New Delhi: US President Barack Obama will conclude his three-day-long visit to India on Tuesday.
Prior to leaving for Saudi Arabia in the afternoon, Obama will address a select gathering that will include young Indians, at south Delhi’s Siri Fort Auditorium.
During the address, Obama is expected to stress on the shared values of the world’s largest democracies and speak on how to tap the energy of the people of India and the US, and to turn that into positive progress on the issues that matter in people’s lives.
“The President will want to speak to how do we tap into the energy and the support in both countries for the relationship and turn that into positive progress on the issues that matter in people’s lives.
“When you look at energy, counter-terrorism, defence cooperation, efforts to create economic growth, these are things that have a direct bearing on the well-being of US and Indian citizens,” Deputy National Security Advisor Ben Rhodes had said last week.
President Obama will also take time out for a small meeting with his fellow Noble laureate Kailash Satyarthi.
The White House said Monday night that Obama will meet Satyarthi, who along with Pakistani activist Malala Yousafzai, was awarded the Nobel Peace Prize in 2014 “for their struggle against the suppression of children and young people and for the rights of all children to education”.
Obama had received the Nobel Peace Prize in 2009.
Obama’s visit to India has been a special one this time. It is second trip to India – the first time a serving American Head of State has visited India twice. Also, Obama has become the first US president to attend India’s annual Republic Day parade as chief guest.
Experts say the US president’s visit has underscored his determination to reinvent a relationship marred by a bitter diplomatic row in late 2013.
Although the trip has been light on substantive policy announcements, Obama and Prime Minister Narendra Modi announced a breakthrough on a nuclear deal that had stalled under India`s previous government and have been at pains to demonstrate their personal rapport.
Obama, who hosted Modi in Washington in September, had said before the visit that the “stars are aligned” to realise a vision he outlined for the two countries to become global partners when he last visited in 2010.
Both sides want a counter-balance to China, with Modi seen as taking a more assertive line on India`s powerful neighbour than the previous government.
“People have long looked at this relationship and seen the fundamentals in place for a really, really close partnership, and yet it`s been a challenge in translating that into outcomes,” said Rhodes.

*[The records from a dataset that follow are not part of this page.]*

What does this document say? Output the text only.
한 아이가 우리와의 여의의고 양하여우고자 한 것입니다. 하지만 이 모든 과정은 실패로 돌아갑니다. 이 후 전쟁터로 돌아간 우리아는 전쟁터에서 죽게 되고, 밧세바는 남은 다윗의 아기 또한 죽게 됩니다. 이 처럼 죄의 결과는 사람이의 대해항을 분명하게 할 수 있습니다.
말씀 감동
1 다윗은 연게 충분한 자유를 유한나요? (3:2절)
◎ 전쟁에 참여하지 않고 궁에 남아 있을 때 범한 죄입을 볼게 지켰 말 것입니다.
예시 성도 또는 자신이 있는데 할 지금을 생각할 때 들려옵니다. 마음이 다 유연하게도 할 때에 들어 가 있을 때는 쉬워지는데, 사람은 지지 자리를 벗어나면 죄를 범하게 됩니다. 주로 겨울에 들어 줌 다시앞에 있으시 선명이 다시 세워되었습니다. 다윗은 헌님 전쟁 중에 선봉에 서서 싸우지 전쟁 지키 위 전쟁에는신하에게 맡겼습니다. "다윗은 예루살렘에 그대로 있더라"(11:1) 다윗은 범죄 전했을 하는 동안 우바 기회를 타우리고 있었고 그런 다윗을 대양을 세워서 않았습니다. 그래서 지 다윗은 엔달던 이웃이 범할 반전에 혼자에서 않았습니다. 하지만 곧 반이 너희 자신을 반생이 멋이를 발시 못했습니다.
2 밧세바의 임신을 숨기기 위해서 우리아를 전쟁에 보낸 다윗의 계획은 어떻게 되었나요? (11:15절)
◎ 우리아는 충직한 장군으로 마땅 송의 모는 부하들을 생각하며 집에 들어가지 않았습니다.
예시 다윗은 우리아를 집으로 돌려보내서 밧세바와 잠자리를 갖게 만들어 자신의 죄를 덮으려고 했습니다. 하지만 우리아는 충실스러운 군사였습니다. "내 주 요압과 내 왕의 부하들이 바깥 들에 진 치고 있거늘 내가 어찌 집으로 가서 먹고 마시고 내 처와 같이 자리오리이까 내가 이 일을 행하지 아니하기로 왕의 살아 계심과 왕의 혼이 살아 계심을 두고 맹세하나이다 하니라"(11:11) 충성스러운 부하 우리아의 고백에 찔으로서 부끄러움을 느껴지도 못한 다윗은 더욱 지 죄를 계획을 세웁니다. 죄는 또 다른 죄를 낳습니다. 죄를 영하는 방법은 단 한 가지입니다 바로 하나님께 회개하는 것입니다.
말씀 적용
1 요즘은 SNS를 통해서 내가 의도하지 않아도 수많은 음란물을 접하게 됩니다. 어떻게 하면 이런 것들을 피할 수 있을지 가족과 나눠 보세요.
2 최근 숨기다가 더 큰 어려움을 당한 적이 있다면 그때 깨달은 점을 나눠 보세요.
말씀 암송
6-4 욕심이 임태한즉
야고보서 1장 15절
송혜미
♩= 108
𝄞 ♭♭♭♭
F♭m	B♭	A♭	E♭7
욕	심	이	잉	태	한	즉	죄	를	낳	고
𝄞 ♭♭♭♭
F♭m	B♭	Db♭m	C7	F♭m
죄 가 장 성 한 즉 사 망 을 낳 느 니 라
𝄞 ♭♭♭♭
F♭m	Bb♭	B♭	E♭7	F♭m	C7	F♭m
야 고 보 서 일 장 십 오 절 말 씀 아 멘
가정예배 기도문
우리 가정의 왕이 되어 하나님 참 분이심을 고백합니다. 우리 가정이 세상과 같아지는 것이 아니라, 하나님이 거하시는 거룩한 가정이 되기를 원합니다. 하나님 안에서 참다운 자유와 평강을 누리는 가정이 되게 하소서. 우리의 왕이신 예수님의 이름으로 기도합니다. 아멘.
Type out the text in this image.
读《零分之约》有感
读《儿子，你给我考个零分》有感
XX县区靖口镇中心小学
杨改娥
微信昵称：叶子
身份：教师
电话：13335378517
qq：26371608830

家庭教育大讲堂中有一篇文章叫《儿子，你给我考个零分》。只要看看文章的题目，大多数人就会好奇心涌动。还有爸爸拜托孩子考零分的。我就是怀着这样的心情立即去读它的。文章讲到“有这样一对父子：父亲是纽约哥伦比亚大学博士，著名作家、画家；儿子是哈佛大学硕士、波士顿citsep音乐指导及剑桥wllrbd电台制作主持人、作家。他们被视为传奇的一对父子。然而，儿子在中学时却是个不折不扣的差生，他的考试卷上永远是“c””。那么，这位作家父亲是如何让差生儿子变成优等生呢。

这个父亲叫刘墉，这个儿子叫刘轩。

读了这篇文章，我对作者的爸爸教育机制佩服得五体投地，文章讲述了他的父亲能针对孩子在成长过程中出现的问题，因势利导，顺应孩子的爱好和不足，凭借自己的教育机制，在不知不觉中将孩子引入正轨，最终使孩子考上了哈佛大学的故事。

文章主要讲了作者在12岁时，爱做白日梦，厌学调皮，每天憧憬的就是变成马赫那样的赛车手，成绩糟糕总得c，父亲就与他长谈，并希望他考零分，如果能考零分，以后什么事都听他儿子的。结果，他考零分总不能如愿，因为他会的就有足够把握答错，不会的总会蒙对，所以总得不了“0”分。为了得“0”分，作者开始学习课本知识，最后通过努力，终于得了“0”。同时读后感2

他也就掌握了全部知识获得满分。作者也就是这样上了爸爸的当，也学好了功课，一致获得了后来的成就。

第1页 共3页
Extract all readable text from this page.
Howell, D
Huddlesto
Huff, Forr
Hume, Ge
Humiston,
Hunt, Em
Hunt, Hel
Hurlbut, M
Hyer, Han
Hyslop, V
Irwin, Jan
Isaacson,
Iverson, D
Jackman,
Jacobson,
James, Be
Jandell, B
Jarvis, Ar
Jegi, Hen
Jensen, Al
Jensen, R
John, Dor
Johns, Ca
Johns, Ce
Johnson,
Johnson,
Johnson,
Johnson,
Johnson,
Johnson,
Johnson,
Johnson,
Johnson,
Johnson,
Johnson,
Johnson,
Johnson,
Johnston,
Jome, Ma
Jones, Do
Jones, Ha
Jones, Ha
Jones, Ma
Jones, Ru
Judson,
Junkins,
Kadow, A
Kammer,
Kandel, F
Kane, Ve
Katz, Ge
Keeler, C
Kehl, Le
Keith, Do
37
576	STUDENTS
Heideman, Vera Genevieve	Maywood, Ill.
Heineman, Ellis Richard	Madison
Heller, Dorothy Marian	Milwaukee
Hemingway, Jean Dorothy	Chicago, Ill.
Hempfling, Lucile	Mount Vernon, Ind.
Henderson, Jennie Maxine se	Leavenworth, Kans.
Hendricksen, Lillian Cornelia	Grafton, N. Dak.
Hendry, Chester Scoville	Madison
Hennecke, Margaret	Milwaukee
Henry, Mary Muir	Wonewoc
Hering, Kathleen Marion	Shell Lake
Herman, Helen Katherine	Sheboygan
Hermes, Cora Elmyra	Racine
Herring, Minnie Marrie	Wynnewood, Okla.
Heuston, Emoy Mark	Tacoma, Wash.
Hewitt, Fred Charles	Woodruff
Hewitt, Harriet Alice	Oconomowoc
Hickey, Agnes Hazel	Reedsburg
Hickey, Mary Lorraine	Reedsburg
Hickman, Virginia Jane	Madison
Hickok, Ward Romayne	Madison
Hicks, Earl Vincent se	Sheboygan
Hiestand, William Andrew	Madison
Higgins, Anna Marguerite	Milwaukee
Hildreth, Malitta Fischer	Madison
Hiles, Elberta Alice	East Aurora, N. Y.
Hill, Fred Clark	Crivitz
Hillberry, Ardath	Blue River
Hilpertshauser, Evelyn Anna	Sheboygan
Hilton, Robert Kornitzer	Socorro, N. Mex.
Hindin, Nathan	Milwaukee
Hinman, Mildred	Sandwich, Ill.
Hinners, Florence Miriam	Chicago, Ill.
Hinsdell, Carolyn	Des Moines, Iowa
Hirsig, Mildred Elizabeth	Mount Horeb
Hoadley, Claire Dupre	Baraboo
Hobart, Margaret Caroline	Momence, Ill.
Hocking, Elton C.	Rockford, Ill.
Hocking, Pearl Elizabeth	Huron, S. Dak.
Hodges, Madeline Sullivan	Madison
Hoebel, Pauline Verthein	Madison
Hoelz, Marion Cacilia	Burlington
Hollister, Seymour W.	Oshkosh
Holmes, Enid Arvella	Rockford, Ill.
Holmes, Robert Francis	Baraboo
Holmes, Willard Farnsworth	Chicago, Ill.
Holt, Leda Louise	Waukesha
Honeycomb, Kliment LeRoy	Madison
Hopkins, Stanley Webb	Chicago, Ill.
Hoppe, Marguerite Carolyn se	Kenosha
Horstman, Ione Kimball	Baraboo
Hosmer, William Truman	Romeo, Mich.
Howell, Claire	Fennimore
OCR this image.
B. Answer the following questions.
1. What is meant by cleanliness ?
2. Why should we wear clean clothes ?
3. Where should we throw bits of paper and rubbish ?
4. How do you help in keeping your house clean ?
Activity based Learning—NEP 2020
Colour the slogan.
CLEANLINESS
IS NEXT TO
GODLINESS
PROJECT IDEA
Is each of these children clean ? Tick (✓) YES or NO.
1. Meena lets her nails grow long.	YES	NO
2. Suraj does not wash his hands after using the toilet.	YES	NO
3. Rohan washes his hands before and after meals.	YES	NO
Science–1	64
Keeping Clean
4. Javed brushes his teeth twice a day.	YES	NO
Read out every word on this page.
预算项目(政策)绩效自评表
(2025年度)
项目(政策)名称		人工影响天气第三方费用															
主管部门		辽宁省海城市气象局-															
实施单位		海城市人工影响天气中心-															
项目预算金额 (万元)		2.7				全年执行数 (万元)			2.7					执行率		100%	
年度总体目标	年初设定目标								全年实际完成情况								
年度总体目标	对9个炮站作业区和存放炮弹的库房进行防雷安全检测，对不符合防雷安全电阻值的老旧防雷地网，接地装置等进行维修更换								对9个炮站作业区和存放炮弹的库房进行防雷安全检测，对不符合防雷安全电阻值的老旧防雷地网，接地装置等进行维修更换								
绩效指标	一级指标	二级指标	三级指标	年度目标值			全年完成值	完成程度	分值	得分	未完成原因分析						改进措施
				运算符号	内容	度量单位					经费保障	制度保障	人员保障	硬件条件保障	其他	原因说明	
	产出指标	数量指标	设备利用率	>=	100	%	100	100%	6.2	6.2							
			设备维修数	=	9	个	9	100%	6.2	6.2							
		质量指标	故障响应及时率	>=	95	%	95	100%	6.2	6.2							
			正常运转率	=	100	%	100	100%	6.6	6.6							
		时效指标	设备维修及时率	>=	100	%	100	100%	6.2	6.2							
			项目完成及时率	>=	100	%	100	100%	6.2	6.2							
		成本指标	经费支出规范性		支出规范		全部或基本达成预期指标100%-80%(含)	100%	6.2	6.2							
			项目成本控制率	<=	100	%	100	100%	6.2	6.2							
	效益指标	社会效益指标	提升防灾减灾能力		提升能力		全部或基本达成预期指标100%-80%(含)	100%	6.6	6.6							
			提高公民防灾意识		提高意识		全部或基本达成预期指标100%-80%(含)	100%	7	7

“There’s a large Indian diaspora that has thrived here in the United States. People have long looked at this relationship and seen the fundamentals in place for a really, really close partnership, and yet it’s been a challenge in translating that into outcomes.
“We’re both very diverse countries, and we both should see our diversity as a strength.
“(In) the US, there’s been a long history of ensuring that there’s broad economic participation and political rights for all of our minority populations,” Rhodes said.
Similarly, India’s diversity has been a great strength, its religious diversity, when you look at a significant minority population, Sikh population and countless other religions add to the tapestry of Indian society, he added.
“So I think the President will speak to the importance of diversity as a democratic value, and the importance of societies drawing on the talents of all of its people – be they religious majorities or minorities, men or women, rich or poor,” Rhodes noted further.
PM Modi has promised to revive India`s flagging economy to improve the fortunes of its 1.2 billion people, many of whom still live in dire poverty.
On Monday he vowed to banish the country`s reputation as a tough place to do business, promising a competitive tax regime and an end to excessive red tape in a pitch to US executives delivered alongside Obama.
Under the previous left-leaning Congress government, investors frequently complained about a hostile business climate in India, frustrated by bureaucracy and corruption.
Modi has gone out of his way to welcome Obama, breaking with protocol to greet him on the tarmac and inviting him to co-host his radio phone-in ‘Mann Ki Baat’ that will be broadcast on at 8:00 pm on Tuesday.
The US president had been scheduled to visit the Taj Mahal with First Lady Michelle Obama on Tuesday, but his trip has been cut short to allow him to travel on to Saudi Arabia and pay his respects to new King Salman.